Service dogs help veterans battle their own war.
Captain Jason Haag spent 13 years in the Marines, including tours in Iraq and Afghanistan.
“I got shot twice and blown up twice, so don’t cross the street with me,” he jokes. “I’m pretty bad luck.”
After sustaining a machine gun injury and multiple traumatic brain injuries (TBI) during service, Haag struggled with post-traumatic stress disorder (PTSD), leading him to be medically retired from the Marines.
He took 32 medications—12 of them narcotics—and spent the better part of 18 months locked away in his basement at his lowest point.
“I didn’t want to see the sun,” Haag admits.
Fortunately, he contacted an organization that provides veterans with service dogs, a decision that connected him with a German shepherd named Axel and brought him out of the darkness.
As a result, he founded Leashes of Valor in 2017 with fellow veterans Danique Masingill and Matt Masingill. The Virginia-based nonprofit connects veterans around the country with trained service dogs to help mitigate PTSD and TBI symptoms.
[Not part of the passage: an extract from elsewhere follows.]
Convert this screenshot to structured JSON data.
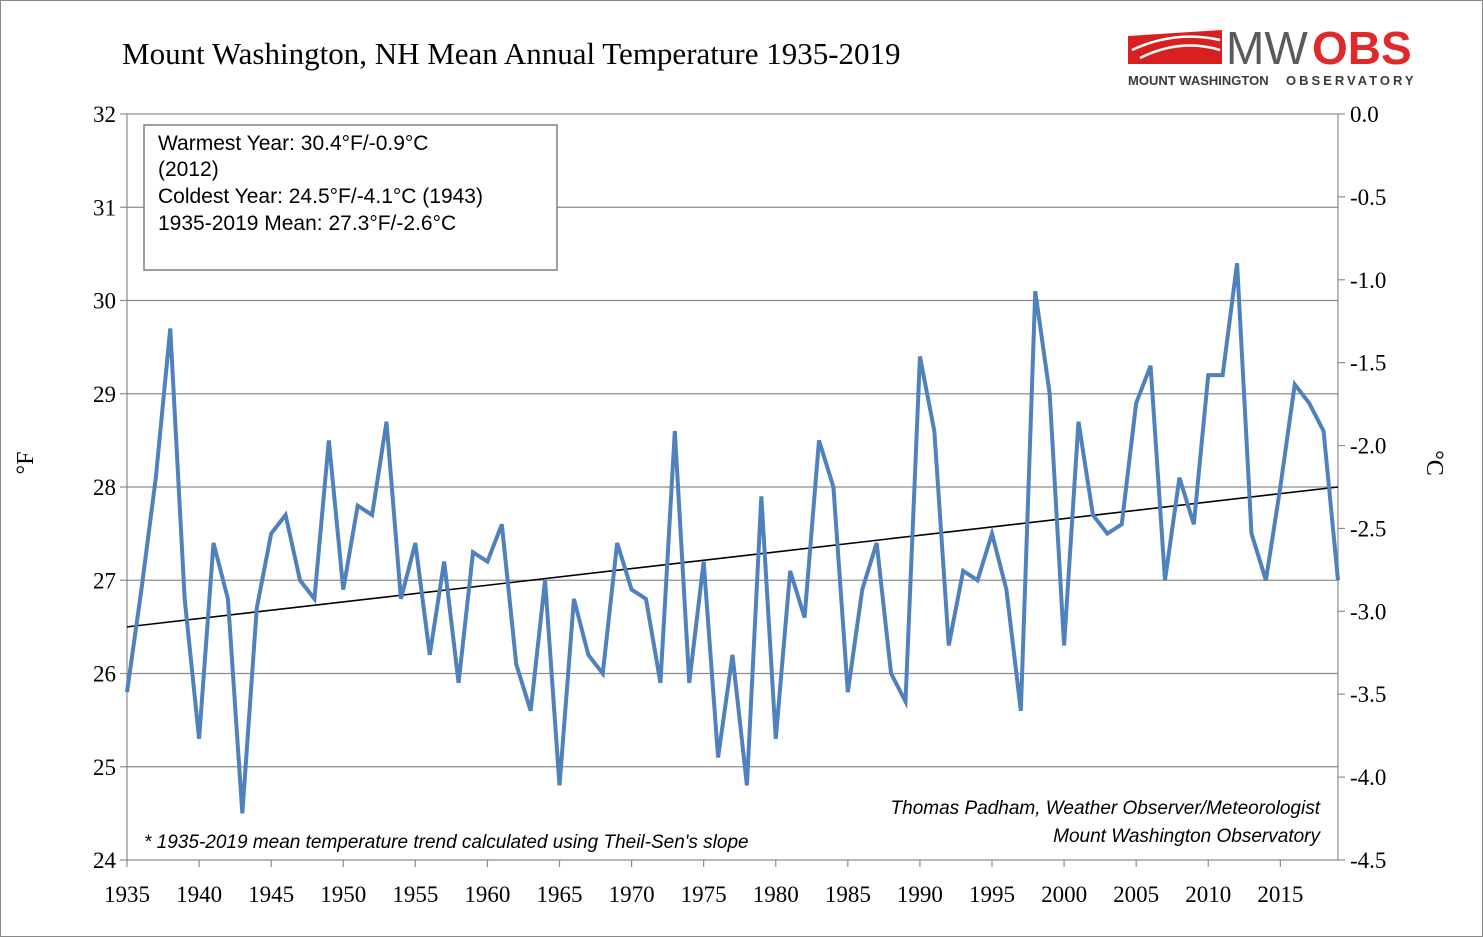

In honor of Veterans Day, Haag, Danique Masingill and Maggie—a 9-month-old Labrador in training—visited the University for a panel discussion and Q&A presented by the Jefferson College of Nursing and Jefferson Center for Injury Research and Prevention. Haag and Masingill also received the inaugural JCH Hero Award at the event for their contributions to improve lives and positively impact their communities.
The presentation held a special place in Dr. Marie Ann Marino’s heart, she noted during her introduction. The College of Nursing dean and Navy Reserve Nurse Corps veteran discussed her close ties with those serving in the military and public service: Her son just graduated from West Point, and her husband was a New York firefighter on Sept. 11.
“I understand wholeheartedly the ravages caused by global conflicts,” Dr. Marino says. “Oftentimes, it’s the silent injuries that are most impactful. It’s because of this we have to educate nurses, physicians and all healthcare providers about veterans’ health and that many injuries sustained by service members cannot be healed by surgery or medication.”
Service dogs trained through Leashes of Valor can read the signs of a pending anxiety attack and then sooth or provide a distraction, Haag explains. For example, if a veteran starts to rapidly tap his foot, the canine will place her paw on his knee, move in toward his lap or even lick his face depending on the attack’s severity. Dogs also can recognize people in the throes of a nightmare and wake them up with either a lick or a gentle bite.
Thanks to his service dog, Haag came off all his medications and got back on track. He sees Leashes of Valor as a way to provide similar hope to veterans in need.
“Axel saved my life,” Haag says. “No doubt about it.”